Chapters 2.1 - 2.2

Data 309

Published

August 29, 2024

Make a script for each class

Shortcut: Ctrl/Cmd - shift - N or point-and-click as shown

file -> open -> script Use comments to organize your work!

Data Science Workflow

What are the main tools of data science? One answer to this question is the following diagram.

Figure: The data science flow

Dataset: Gapminder

Let’s explore a new dataset called gapminder.

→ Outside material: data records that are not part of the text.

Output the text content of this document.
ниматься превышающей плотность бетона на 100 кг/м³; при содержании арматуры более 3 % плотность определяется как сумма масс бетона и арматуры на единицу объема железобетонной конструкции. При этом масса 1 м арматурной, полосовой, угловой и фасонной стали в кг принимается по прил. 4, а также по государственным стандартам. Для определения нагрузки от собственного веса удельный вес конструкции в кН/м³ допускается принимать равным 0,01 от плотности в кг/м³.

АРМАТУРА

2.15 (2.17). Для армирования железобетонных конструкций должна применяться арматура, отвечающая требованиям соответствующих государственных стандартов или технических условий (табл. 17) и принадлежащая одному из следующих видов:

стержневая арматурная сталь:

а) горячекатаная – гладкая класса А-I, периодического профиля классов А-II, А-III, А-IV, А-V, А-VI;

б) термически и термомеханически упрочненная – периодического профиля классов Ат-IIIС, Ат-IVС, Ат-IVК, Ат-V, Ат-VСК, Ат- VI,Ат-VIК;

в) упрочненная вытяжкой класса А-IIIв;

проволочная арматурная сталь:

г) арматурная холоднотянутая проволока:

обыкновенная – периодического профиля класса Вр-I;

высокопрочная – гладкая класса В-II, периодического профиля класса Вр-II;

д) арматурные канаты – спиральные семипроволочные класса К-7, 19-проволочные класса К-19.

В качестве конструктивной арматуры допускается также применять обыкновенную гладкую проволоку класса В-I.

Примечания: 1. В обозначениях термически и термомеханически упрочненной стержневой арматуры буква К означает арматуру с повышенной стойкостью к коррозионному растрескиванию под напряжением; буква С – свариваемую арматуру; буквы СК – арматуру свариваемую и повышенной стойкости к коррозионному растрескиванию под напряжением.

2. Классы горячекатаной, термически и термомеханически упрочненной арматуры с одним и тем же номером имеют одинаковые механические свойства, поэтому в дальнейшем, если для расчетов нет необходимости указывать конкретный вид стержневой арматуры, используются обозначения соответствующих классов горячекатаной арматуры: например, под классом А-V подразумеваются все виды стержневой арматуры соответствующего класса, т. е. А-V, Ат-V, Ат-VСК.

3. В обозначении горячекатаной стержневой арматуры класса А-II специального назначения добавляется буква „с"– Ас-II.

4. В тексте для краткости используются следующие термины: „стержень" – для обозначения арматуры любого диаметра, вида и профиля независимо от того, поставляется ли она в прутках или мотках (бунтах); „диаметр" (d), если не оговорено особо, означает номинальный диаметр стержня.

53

It concerns world development and is found at (https://www.gapminder.org/)

Gapminder: Fight devastating ignorance with a fact-based worldview everyone can understand.

install.packages("gapminder")
library(gapminder)
library(tidyverse)
── Attaching core tidyverse packages ──────────────────────── tidyverse 2.0.0 ──
✔ dplyr     1.1.2     ✔ readr     2.1.4
✔ forcats   1.0.0     ✔ stringr   1.5.0
✔ ggplot2   3.4.3     ✔ tibble    3.2.1
✔ lubridate 1.9.2     ✔ tidyr     1.3.0
✔ purrr     1.0.2     
── Conflicts ────────────────────────────────────────── tidyverse_conflicts() ──
✖ dplyr::filter() masks stats::filter()
✖ dplyr::lag()    masks stats::lag()
ℹ Use the conflicted package (<http://conflicted.r-lib.org/>) to force all conflicts to become errors

Below we look at a transposed version of the data with glimpse, which lives in the dplyr package, included in the tidyverse. Or View(), or or just type gapminder.

glimpse(gapminder)
Rows: 1,704
Columns: 6
$ country   <fct> "Afghanistan", "Afghanistan", "Afghanistan", "Afghanistan", …
$ continent <fct> Asia, Asia, Asia, Asia, Asia, Asia, Asia, Asia, Asia, Asia, …
$ year      <int> 1952, 1957, 1962, 1967, 1972, 1977, 1982, 1987, 1992, 1997, …
$ lifeExp   <dbl> 28.801, 30.332, 31.997, 34.020, 36.088, 38.438, 39.854, 40.8…
$ pop       <int> 8425333, 9240934, 10267083, 11537966, 13079460, 14880372, 12…
$ gdpPercap <dbl> 779.4453, 820.8530, 853.1007, 836.1971, 739.9811, 786.1134, …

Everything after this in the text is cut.